Supplementary Materials
Additional file 1: Table S1. Age related treatment response of the three groups:Participants in the three treatment arms were grouped into > 40 years old or ≤ 40 years old subgroup. Those main outcomes were compared between participants of each subgroup within and between/among these three treatment groups, including ΔUACR, ΔSU, ΔpH, pH ≥ 6.2 at week12 and SU < 360 μmol/L at week 12 in vs in three treatment groups, and no significant difference was observed between subgroups. Table S2. Gout flares in the intent-to-treat set. Fig. S1. DECT urate volumes. Significant differences (p < 0.05) were observed in Sodium bicarbonate, Citrate mixture and TaCCi mixture group between baseline and week 12, while no significant difference was observed between groups. TaCCi Mixture: Tart Cherry supplementary Citrate Mixture. Fig.

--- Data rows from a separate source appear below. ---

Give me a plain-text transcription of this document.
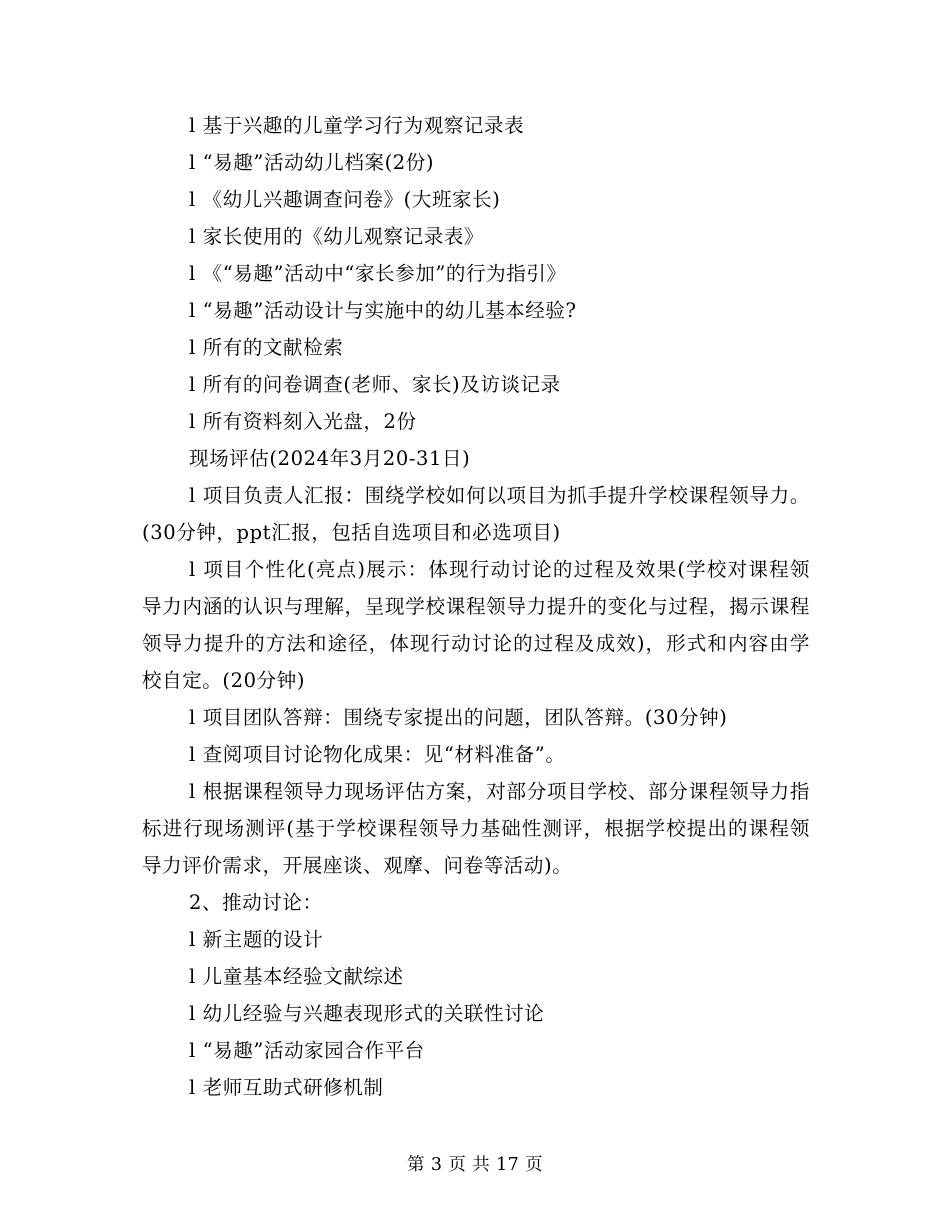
l 基于兴趣的儿童学习行为观察记录表

l “易趣”活动幼儿档案(2份)

l 《幼儿兴趣调查问卷》(大班家长)

l 家长使用的《幼儿观察记录表》

l 《“易趣”活动中“家长参加”的行为指引》

l “易趣”活动设计与实施中的幼儿基本经验?

l 所有的文献检索

l 所有的问卷调查(老师、家长)及访谈记录

l 所有资料刻入光盘，2份

现场评估(2024年3月20-31日)

l 项目负责人汇报：围绕学校如何以项目为抓手提升学校课程领导力。(30分钟，ppt汇报，包括自选项目和必选项目)

l 项目个性化(亮点)展示：体现行动讨论的过程及效果(学校对课程领导力内涵的认识与理解，呈现学校课程领导力提升的变化与过程，揭示课程领导力提升的方法和途径，体现行动讨论的过程及成效)，形式和内容由学校自定。(20分钟)

l 项目团队答辩：围绕专家提出的问题，团队答辩。(30分钟)

l 查阅项目讨论物化成果：见“材料准备”。

l 根据课程领导力现场评估方案，对部分项目学校、部分课程领导力指标进行现场测评(基于学校课程领导力基础性测评，根据学校提出的课程领导力评价需求，开展座谈、观摩、问卷等活动)。

2、推动讨论：

l 新主题的设计

l 儿童基本经验文献综述

l 幼儿经验与兴趣表现形式的关联性讨论

l “易趣”活动家园合作平台

l 老师互助式研修机制

第 3 页 共 17 页
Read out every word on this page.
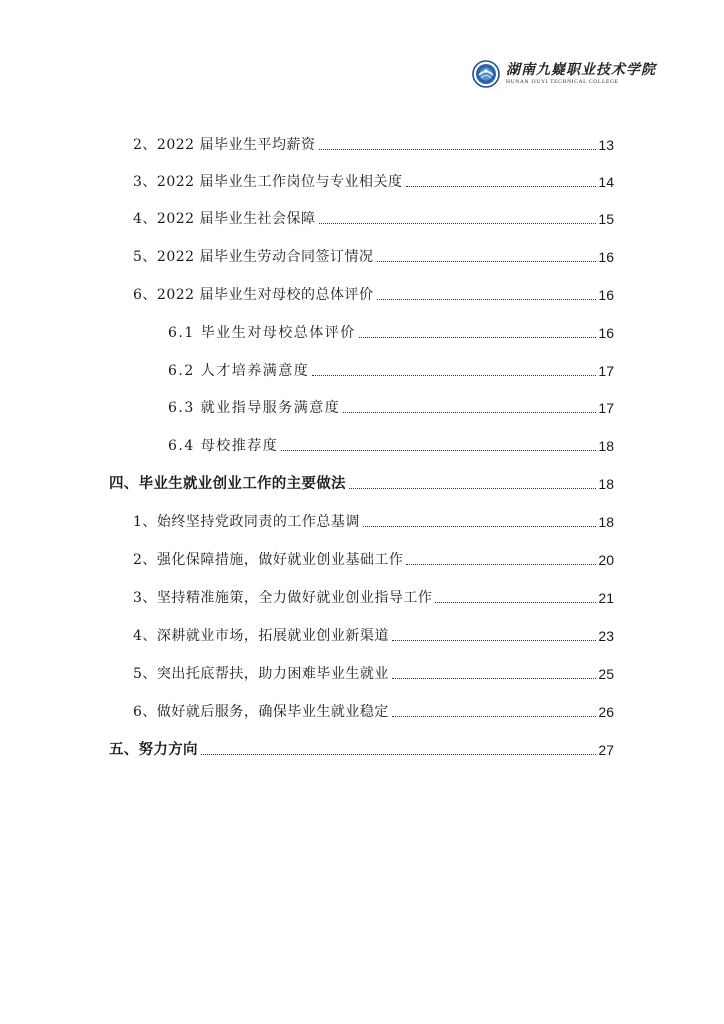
湖南九嶷职业技术学院
HUNAN JIUYI TECHNICAL COLLEGE
2、2022 届毕业生平均薪资	13
3、2022 届毕业生工作岗位与专业相关度	14
4、2022 届毕业生社会保障	15
5、2022 届毕业生劳动合同签订情况	16
6、2022 届毕业生对母校的总体评价	16
6.1 毕业生对母校总体评价	16
6.2 人才培养满意度	17
6.3 就业指导服务满意度	17
6.4 母校推荐度	18
四、毕业生就业创业工作的主要做法	18
1、始终坚持党政同责的工作总基调	18
2、强化保障措施，做好就业创业基础工作	20
3、坚持精准施策，全力做好就业创业指导工作	21
4、深耕就业市场，拓展就业创业新渠道	23
5、突出托底帮扶，助力困难毕业生就业	25
6、做好就后服务，确保毕业生就业稳定	26
五、努力方向	27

S2. Serum electrolytes levels during follow up. No significant difference was observed between baseline and week 12 in Sodium bicarbonate, Citrate mixture and TaCCi mixture group. A: Serum potassium,B: serum sodium and C: serum chlorine levels.
Data Availability Statement
The datasets used and/or analyzed during the current study are available from the corresponding author on reasonable request.